Mike, Donovan and I had a rather ill advised evening tonight. We went out to Waterfront as I had some last minute shopping to do for a baby shower I will be attending tomorrow. This is a family member babyshower and I am going to support another mother and to pull some daughter in law duty. I'm sure it will be lovely but its no one I really know.
ANYhow, we thought we'd stop at Wendy's for dinner as we were in a hurry and one thing Donny will always eat is french fries. First, you can't read books like Radical Homemaking and Lunch Lessons and expect to really enjoy Wendy's. Second, we got there right as this gaggle of guys in their 20s got there. I am so spoiled in that I'm surrounded by people similar to me that seeing these guys in action came as sort of a shock. It was almost like being surrounded by wolves--you just keep quiet and hope they arent hungry. I think they were friends but they were being really mean to one another. One of the guys started to get pissed off and it was like blood in the water--they all started picking on him and pushing his buttons in this we're-just-playin' kind of way.
Watching them made me wonder if, despite our best efforts, Donovan might grow up to be an asshole. It also made me wonder if raising him on Silver Pennies and Charles Ives is the equivalent of releasing a 3 legged gazelle back onto the Serengeti. To continue with a metaphor.

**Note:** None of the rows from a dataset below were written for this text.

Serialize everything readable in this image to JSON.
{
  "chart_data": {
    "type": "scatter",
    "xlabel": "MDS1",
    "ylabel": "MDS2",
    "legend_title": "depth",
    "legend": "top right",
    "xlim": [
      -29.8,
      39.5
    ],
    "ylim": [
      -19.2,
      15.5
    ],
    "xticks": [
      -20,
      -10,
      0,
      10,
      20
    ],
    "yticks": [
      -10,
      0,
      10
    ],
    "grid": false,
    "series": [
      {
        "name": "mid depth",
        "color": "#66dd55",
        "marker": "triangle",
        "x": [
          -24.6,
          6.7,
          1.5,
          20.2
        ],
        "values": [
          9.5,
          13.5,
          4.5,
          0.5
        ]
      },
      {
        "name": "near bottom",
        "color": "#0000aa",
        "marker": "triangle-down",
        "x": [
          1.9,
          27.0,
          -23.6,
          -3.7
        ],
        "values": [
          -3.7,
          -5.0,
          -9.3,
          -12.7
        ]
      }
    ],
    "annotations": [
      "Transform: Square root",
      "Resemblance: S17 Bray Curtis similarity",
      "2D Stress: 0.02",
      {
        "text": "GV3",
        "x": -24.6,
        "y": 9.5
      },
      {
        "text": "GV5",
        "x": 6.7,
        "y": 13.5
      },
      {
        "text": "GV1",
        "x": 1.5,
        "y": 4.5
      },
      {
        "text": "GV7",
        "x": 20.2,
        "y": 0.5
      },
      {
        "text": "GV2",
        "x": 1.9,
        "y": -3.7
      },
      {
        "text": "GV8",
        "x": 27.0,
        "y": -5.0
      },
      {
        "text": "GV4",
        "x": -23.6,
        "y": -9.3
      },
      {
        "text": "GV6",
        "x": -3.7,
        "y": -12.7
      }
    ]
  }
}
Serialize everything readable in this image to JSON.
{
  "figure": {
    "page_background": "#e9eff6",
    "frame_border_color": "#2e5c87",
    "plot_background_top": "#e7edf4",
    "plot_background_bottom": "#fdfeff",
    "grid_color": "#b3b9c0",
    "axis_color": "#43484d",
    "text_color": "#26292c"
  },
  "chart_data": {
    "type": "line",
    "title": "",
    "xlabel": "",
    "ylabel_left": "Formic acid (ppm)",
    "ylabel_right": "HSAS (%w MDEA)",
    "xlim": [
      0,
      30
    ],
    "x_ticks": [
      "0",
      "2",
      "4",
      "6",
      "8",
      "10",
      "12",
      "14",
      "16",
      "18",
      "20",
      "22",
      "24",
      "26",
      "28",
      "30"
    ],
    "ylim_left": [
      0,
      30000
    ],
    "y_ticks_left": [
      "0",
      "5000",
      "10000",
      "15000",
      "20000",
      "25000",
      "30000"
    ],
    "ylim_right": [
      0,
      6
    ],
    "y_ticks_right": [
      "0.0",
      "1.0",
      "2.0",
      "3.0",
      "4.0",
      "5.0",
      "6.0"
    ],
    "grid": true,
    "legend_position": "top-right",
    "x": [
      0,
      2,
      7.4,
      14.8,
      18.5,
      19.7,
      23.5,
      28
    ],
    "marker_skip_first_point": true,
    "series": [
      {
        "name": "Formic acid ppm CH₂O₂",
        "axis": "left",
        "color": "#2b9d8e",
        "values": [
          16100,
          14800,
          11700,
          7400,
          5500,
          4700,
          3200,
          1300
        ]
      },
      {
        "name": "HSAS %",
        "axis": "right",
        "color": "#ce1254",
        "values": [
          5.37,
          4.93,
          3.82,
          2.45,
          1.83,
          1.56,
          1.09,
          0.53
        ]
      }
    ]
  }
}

But now I need to ask: have you ever seen Woodstock? The part where Country Joe and the Fish do the No More Rain! chant? Well, when the guys left, Donny started chanting, a la Country Joe, "No More Dudes! No More Dudes!" Not sure where that came from as Mike and I were both keeping our mouths shut while the Dudes were there.
I could'nt find the No More Rain chant on YouTube but here's some Country Joe from the same performance: Rock n' Soul, baby...
2 comments:
OMG! no more dudes! no more dudes!
that little man will be just fine. he'll use his wit to defeat the enemy.
he's going to be ok. there's a new generation of dudes, who are going to be different kinds of dudes.
just the other day, one of my guy friends friendly-punched another guy friend (in front of our son) and the punched guy said, "OW, THAT HURT! I AM NOT THAT KIND OF MAN!" and i thought, oh yeah, a different kind of man. that's the whole point.
i mean, kids are unpredictable forces of nature and they certainly have their own personalities and will become their own obstinate people, but you have a lot to say about it! if our kids' biggest rebellions are fascination with ronald reagan, not getting any tattoos, and an interest in eating cereal for every meal (my burden - i know yours is french fries), then that's fantastic.